Когда Христина вернулась, он впился в нее глазами, стараясь по выражению лица отгадать, о чем они говорили и как расстались, однако, встретив ее спокойный, озабоченный взгляд, унялся и не пропускал ни единого ее слова и движения.
Войдя к ним в дом и впервые увидев ее так близко, он поразился разнице между живой Христиной и образом, созданным в его воображении. Христина оказалась более красивой. Особенно его поразили большие, черные, продолговатые, как миндалины, чуть раскосые глаза с золотистыми бликами в зрачках и губы — единственное, что ему не понравилось с первого взгляда. Его охватило сомнение, что такая красивая и умная женщина, которая духовно наверняка стоит выше его, выйдет за него замуж. Не хотелось верить, что худенькая девчушка, которая когда-то ходила с матерью к ним в гости, стала такой красавицей. Сестра, конечно, обманывала его, уверяя, что Христина разочаровалась в Кондареве.
Не успел он прийти в себя и согнать с губ робкую улыбку, как увидел Кондарева. Неожиданное появление этого человека так поразило Костадина, что его первым побуждением было уйти. Но, прочитав в глазах Христины: «Вы вольны думать что угодно, но я не виновата», — он, склонив голову, пошел за сестрой. Поступок Райны и ее горячность он воспринял лишь как невинную хитрость, чтобы скрыть истинную цель их посещения. Впрочем, он пропустил мимо ушей почти весь дальнейший разговор. Его осаждали отчаянные мысли. Он сгорал со стыда, опасаясь, что Кондарев догадается о причине его прихода. Костадин потел в своем непривычном костюме, его терзали и крахмальный воротничок, и элегантные узконосые ботинки, и трепыхающиеся, как крылья, брюки-клеш.
Жег и стыд, и раненое самолюбие, и гордость, и он не знал, кого больше он ненавидит, себя или Кондарева.

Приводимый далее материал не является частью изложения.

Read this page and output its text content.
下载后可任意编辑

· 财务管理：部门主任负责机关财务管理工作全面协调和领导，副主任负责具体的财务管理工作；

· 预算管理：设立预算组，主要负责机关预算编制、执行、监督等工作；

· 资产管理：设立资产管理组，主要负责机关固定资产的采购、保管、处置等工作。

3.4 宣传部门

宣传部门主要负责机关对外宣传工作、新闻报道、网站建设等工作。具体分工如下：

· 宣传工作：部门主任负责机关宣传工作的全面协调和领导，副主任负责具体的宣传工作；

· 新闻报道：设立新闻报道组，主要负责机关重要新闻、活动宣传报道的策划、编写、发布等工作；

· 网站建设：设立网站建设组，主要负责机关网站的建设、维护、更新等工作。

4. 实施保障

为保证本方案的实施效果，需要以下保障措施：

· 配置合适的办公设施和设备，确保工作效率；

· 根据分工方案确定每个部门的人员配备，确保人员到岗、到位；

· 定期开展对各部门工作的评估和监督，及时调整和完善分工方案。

Присутствие Христины продолжало волновать его. Она сидела рядом, и он видел и чувствовал каждый ее жест, малейшее движение ее лица, слышал каждую нотку ее низкого грудного голоса, который эхом отдавался у него в душе и причинял жгучую боль. Заметив, что она тоже взволнована, но, исподтишка наблюдая за ним, умело скрывает волнение, Костадин слегка воспрянул духом, а когда Христина попросила его высказать свое мнение, ответил ей с ненужной резкостью, вообразив, что ей захотелось позабавиться его мрачным настроением. Вопрос Кондарева задел его за живое, он стал искать повода, чтоб отомстить за насмешку, и более внимательно прислушивался к разговору, чтобы не прозевать удобного случая. Когда Христина вступилась за отца, для Костадина сразу стали ясны ее отношения с Кондаревым и надежда снова забрезжила в его душе. Ему вспомнились слова Райны: «Христина не понимает Кондарева, а он — ее. Она практичная, а он идеалист. Христина недалекая и не питает симпатии к интеллигентным мужчинам, она высматривает себе хорошую партию, потому что не собирается век учительствовать». Вспомнил он и рассказы Райны о неладах между отцом Христины и Кондаревым. Все это как нельзя более пришлось ему по душе. Сердце радостно забилось, и снова взыграло самолюбие. Выждав момент, он вмешался в спор и постарался пристыдить Кондарева, уличить его перед Христиной во лжи.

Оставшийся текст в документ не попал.